Classification Dispute: My Product is Class I – the Local Authority Sees it Differently.
In this case, a decision by the BfArM may be necessary. The BfArM states the following on its website:
“For a demarcation or classification decision by the BfArM, an informal application for classification and/or demarcation must be submitted to the BfArM in accordance with § 6 para. 2 MPDG. In principle, a German Notified Body, the manufacturer, or the competent state authority are entitled to apply.”
Experience shows that there are often discrepancies regarding the classification of Class I medical devices, especially when it comes to software.
There is a widespread belief that software as Class I under MDR is virtually impossible.

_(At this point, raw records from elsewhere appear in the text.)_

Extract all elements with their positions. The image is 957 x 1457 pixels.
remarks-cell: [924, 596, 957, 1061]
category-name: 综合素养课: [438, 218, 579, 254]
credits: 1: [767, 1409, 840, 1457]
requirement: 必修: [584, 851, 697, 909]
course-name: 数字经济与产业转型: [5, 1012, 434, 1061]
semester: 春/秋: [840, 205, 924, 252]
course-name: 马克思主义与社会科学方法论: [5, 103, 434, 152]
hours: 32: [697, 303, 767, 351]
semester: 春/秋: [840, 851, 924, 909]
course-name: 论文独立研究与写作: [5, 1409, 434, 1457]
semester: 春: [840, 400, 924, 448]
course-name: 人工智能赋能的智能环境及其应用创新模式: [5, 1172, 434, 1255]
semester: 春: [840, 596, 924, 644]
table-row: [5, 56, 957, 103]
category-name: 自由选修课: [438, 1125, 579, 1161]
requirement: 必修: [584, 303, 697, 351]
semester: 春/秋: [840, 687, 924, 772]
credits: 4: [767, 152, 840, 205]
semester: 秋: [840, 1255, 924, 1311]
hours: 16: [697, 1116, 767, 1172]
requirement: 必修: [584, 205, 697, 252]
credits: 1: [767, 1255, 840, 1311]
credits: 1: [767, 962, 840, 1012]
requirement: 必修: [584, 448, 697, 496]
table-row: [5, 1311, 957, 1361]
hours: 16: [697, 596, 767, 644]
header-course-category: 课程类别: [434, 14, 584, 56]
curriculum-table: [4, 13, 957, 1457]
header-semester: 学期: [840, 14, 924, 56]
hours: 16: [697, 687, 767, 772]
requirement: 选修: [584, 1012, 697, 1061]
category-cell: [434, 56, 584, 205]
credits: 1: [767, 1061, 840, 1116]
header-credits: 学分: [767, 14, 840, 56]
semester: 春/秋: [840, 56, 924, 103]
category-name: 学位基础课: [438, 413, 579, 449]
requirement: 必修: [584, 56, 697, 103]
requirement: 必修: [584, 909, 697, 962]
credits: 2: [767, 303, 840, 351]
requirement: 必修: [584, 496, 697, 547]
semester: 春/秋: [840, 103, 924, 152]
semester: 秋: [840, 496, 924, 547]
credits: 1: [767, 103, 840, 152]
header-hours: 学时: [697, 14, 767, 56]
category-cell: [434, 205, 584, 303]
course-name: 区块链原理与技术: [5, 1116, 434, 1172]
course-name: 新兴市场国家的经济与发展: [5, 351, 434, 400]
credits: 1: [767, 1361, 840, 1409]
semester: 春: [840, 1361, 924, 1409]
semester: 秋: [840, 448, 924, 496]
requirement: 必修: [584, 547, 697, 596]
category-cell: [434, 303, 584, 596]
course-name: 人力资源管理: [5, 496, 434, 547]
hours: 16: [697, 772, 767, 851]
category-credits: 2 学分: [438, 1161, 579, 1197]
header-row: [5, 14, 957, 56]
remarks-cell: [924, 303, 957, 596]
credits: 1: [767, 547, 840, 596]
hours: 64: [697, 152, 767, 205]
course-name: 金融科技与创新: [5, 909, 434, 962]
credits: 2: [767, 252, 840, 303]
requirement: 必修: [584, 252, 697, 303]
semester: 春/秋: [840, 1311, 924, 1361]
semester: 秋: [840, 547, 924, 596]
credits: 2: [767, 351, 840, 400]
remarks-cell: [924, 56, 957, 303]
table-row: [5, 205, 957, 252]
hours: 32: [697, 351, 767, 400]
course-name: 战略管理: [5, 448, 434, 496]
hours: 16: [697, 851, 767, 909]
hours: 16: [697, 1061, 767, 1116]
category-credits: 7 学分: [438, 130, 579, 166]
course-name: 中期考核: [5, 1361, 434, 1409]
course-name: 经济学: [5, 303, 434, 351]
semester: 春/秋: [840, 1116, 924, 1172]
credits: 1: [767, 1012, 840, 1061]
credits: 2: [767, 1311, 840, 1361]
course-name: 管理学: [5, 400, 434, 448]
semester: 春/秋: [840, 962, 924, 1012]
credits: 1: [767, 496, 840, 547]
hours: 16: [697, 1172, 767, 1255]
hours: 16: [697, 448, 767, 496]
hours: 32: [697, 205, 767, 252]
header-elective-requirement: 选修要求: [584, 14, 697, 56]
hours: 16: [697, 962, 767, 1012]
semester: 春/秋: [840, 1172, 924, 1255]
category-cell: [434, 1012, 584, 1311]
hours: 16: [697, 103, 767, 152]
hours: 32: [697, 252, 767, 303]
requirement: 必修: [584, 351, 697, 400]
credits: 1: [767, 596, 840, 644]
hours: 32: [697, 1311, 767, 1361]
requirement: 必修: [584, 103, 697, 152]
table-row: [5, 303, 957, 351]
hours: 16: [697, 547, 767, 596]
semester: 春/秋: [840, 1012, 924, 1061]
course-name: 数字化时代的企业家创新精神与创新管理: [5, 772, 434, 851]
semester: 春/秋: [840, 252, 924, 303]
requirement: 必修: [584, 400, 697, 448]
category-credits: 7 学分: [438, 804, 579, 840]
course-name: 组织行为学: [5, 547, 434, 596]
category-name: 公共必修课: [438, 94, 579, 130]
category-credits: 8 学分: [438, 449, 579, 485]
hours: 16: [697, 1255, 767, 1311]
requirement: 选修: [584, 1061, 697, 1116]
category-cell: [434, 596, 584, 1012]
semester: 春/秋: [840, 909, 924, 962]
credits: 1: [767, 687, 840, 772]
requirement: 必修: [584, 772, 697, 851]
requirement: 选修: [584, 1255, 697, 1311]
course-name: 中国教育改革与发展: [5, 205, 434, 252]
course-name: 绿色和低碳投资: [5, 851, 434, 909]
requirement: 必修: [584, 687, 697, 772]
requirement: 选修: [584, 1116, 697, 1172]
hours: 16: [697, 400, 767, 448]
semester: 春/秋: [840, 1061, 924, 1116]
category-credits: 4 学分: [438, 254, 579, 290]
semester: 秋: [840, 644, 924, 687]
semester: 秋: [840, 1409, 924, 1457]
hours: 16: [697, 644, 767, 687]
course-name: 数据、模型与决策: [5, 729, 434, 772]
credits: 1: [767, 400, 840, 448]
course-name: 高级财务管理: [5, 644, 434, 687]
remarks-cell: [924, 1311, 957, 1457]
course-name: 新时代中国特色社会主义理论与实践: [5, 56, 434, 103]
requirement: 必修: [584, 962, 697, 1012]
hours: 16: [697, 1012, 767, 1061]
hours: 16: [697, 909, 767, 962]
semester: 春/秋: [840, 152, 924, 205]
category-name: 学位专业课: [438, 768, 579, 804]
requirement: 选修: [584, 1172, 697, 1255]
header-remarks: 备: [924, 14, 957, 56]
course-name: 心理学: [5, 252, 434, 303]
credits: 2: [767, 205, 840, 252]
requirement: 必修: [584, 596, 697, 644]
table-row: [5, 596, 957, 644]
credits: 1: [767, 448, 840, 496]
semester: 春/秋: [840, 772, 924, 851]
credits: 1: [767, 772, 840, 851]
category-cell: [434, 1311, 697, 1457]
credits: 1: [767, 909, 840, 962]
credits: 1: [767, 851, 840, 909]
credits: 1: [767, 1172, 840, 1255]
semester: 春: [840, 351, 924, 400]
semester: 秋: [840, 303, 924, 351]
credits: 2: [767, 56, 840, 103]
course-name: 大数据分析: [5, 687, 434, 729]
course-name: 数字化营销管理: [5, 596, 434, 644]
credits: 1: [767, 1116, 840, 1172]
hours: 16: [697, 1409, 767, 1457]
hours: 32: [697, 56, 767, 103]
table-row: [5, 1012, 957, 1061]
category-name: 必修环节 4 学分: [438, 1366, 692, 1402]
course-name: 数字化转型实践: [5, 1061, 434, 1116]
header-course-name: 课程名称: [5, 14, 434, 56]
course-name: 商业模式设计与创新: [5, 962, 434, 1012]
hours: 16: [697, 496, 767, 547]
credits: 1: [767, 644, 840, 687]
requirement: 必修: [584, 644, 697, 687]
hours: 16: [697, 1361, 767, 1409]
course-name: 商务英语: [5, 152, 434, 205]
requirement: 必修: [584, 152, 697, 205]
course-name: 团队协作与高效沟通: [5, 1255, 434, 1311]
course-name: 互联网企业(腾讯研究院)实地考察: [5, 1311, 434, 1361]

However, this is not true. Rule 11 of the MDR clearly describes when software can fall into Class I. The rule also clearly describes what software must not do if one wants to classify it as Class I.
Admittedly, the possibilities for such software in Class I are limited. But they exist. And that’s a good thing. Unfortunately, some local authorities see it differently – but in these cases, it is advisable to ensure legal certainty by applying to the BfArM.